Многие из находившихся на командном пункте хорошо знали Тригунова, не раз встречались с ним при таких обстоятельствах, и когда он, каменея лицом, встал между Колыбенко и Виктиным — поразились: сорвался.
— Фрол Иванович, — обратился он к генеральному директору, — руководить аварийно-спасательными работами в таких условиях невозможно. Я прошу вас помочь нам, — он кивнул головой в сторону Колыбенко, — создать рабочую обстановку.
Поднявшись, Килёв с высоты своего почти двухметрового роста окинул прокуренный, сотрясаемый невнятным гулом кабинет.
— Родные мои, да что же вы до сих пор молчали! — И решительно: — Прошу всех перейти в кабинет директора. Остаются…
— Главный инженер, командир отряда, двое, ведущих оперативную документацию, — продолжил за него Тригунов.
— И, видимо… — взгляд генерального директора объединения остановился на Виктине.
— Если потребуется консультация Олега Михайловича, мы его пригласим… — ответил Колыбенко.
Виктину показалось, что он ослышался, но озадаченность Фрола Ивановича и едва уловимая поощрительная усмешка командира отряда подтверждали: нет, не ошибся, слух его не подвел и понял он то, что услышал, правильно. Но гибкий ум Олега Михайловича все еще не мог постичь: как Колыбенко, в его положении, осмелился выставить — именно выставить! — его с командного пункта? Что он — свихнулся? От страха не помнит, что творит? Или?.. Зрачки Виктина сузились, превратились в черные точки. Он демонстративно вышел вслед за Килёвым.
Тригунов, с любопытством наблюдавший за Виктиным, сдвинул косматые с проседью брови. Колыбенко, то ли догадываясь, о чем он думает, то ли отвечая собственным мыслям, сказал:
— Хрен с ним, пусть побесится.
— Пусть, — согласился Тригунов, — сейчас не до него.
Репьев открыл форточки, распахнул дверь. Сизое марево табачного дыма всколыхнулось, слоями потекло в коридор. Инженер, ведущий оперативный журнал руководителя работ по ликвидации аварии, очистил от окурков пепельницы, привел в порядок разбросанные по столам эскизы, схемы, планы горных работ, выключил верхний свет. На командном пункте посвежело, даже стало как-то уютнее.
— Продолжим начатое? — спросил Тригунов.
— Именно?
— Надо упорядочить связь.

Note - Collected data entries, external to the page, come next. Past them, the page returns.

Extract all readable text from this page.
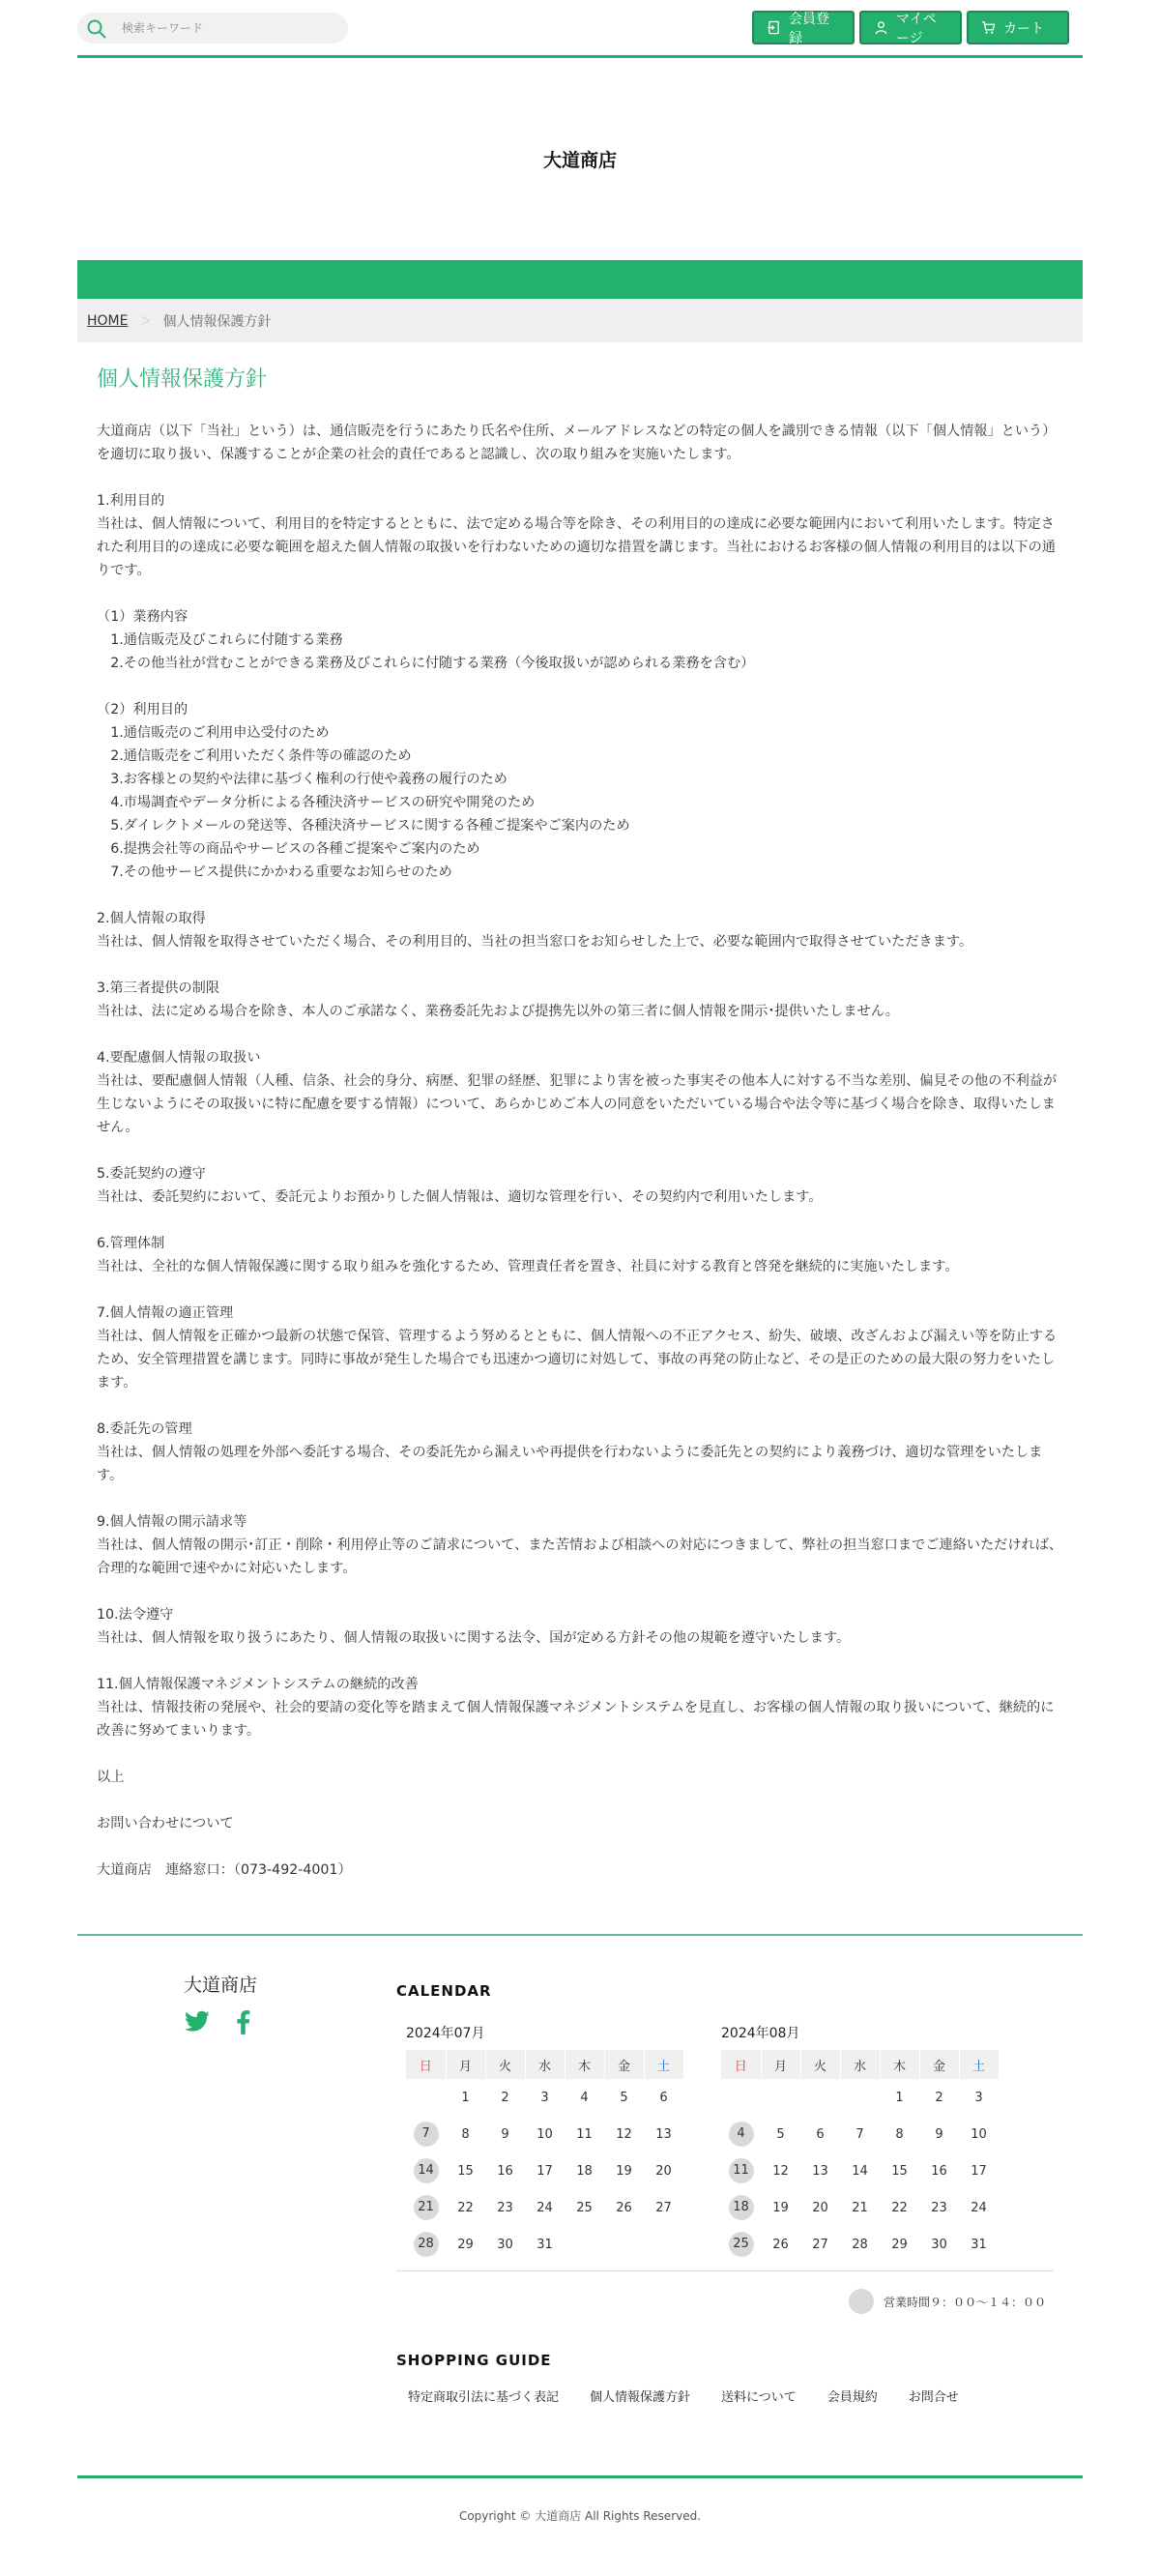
検索キーワード
会員登録
マイページ
カート
大道商店
HOME ＞ 個人情報保護方針
個人情報保護方針
大道商店（以下「当社」という）は、通信販売を行うにあたり氏名や住所、メールアドレスなどの特定の個人を識別できる情報（以下「個人情報」という）を適切に取り扱い、保護することが企業の社会的責任であると認識し、次の取り組みを実施いたします。
1.利用目的
当社は、個人情報について、利用目的を特定するとともに、法で定める場合等を除き、その利用目的の達成に必要な範囲内において利用いたします。特定された利用目的の達成に必要な範囲を超えた個人情報の取扱いを行わないための適切な措置を講じます。当社におけるお客様の個人情報の利用目的は以下の通りです。
（1）業務内容
　1.通信販売及びこれらに付随する業務
　2.その他当社が営むことができる業務及びこれらに付随する業務（今後取扱いが認められる業務を含む）
（2）利用目的
　1.通信販売のご利用申込受付のため
　2.通信販売をご利用いただく条件等の確認のため
　3.お客様との契約や法律に基づく権利の行使や義務の履行のため
　4.市場調査やデータ分析による各種決済サービスの研究や開発のため
　5.ダイレクトメールの発送等、各種決済サービスに関する各種ご提案やご案内のため
　6.提携会社等の商品やサービスの各種ご提案やご案内のため
　7.その他サービス提供にかかわる重要なお知らせのため
2.個人情報の取得
当社は、個人情報を取得させていただく場合、その利用目的、当社の担当窓口をお知らせした上で、必要な範囲内で取得させていただきます。
3.第三者提供の制限
当社は、法に定める場合を除き、本人のご承諾なく、業務委託先および提携先以外の第三者に個人情報を開示･提供いたしません。
4.要配慮個人情報の取扱い
当社は、要配慮個人情報（人種、信条、社会的身分、病歴、犯罪の経歴、犯罪により害を被った事実その他本人に対する不当な差別、偏見その他の不利益が生じないようにその取扱いに特に配慮を要する情報）について、あらかじめご本人の同意をいただいている場合や法令等に基づく場合を除き、取得いたしません。
5.委託契約の遵守
当社は、委託契約において、委託元よりお預かりした個人情報は、適切な管理を行い、その契約内で利用いたします。
6.管理体制
当社は、全社的な個人情報保護に関する取り組みを強化するため、管理責任者を置き、社員に対する教育と啓発を継続的に実施いたします。
7.個人情報の適正管理
当社は、個人情報を正確かつ最新の状態で保管、管理するよう努めるとともに、個人情報への不正アクセス、紛失、破壊、改ざんおよび漏えい等を防止するため、安全管理措置を講じます。同時に事故が発生した場合でも迅速かつ適切に対処して、事故の再発の防止など、その是正のための最大限の努力をいたします。
8.委託先の管理
当社は、個人情報の処理を外部へ委託する場合、その委託先から漏えいや再提供を行わないように委託先との契約により義務づけ、適切な管理をいたします。
9.個人情報の開示請求等
当社は、個人情報の開示･訂正・削除・利用停止等のご請求について、また苦情および相談への対応につきまして、弊社の担当窓口までご連絡いただければ、合理的な範囲で速やかに対応いたします。
10.法令遵守
当社は、個人情報を取り扱うにあたり、個人情報の取扱いに関する法令、国が定める方針その他の規範を遵守いたします。
11.個人情報保護マネジメントシステムの継続的改善
当社は、情報技術の発展や、社会的要請の変化等を踏まえて個人情報保護マネジメントシステムを見直し、お客様の個人情報の取り扱いについて、継続的に改善に努めてまいります。
以上
お問い合わせについて
大道商店　連絡窓口：（073-492-4001）
大道商店	CALENDAR
2024年07月
日	月	火	水	木	金	土
	1	2	3	4	5	6
7	8	9	10	11	12	13
14	15	16	17	18	19	20
21	22	23	24	25	26	27
28	29	30	31			
2024年08月
日	月	火	水	木	金	土
				1	2	3
4	5	6	7	8	9	10
11	12	13	14	15	16	17
18	19	20	21	22	23	24
25	26	27	28	29	30	31
営業時間９：００〜１４：００
SHOPPING GUIDE
特定商取引法に基づく表記 個人情報保護方針 送料について 会員規約 お問合せ
Copyright © 大道商店 All Rights Reserved.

Мне и вам должны звонить лишь исполнители наших заданий. Все другие — службе информации.
Создать и возглавить ее Колыбенко поручил своему заместителю по безопасности Глоткову.
— Выставьте, — приказал Тригунов Репьеву, — в приемной пост из шоферов. У автобусов оставьте двух-трех, остальных включите в график дежурства. Кроме горноспасателей и лиц, вызванных главным инженером, на командный пункт никого не пускать.
И наступил «этап неопределенности» — так Тригунов называл промежуток времени с момента, когда все первоначальные меры, предусмотренные планом ликвидации аварий, приняты и все распоряжения, продиктованные этим планом, отданы, до той минуты, пока не будет завершена разведка аварийной зоны и предоставится возможность разработать уже конкретный план аварийно-спасательных работ, учитывающий всю сложность фактической обстановки. «Этап неопределенности» иной раз длится несколько часов. Главный инженер и руководитель горноспасательными работами, если они недостаточно опытны и еще не могут предвидеть возможного развития событий, в течение этого срока испытывают такое ощущение, будто бы у них завязаны глаза. А затем, когда разведка закончена, оперативный план действий определился, и вдруг обнаруживается, что на шахте нет до зарезу нужных материалов, оборудования, а люди, способные выполнять сложные, порой опасные работы, не собраны, да и численность прибывших горноспасательных частей мала, такие руководители теряют голову, впопыхах принимают одно необдуманное решение за другим, и бывает так, что незначительная вначале авария, выйдя из-под контроля, принимает угрожающие размеры. В свое время, по молодости лет, Тригунов тоже допускал подобные промахи, но жизнь научила его использовать «этап неопределенности» так, чтобы вдруг наступившая определенность — она всегда наступает вдруг — не застала врасплох.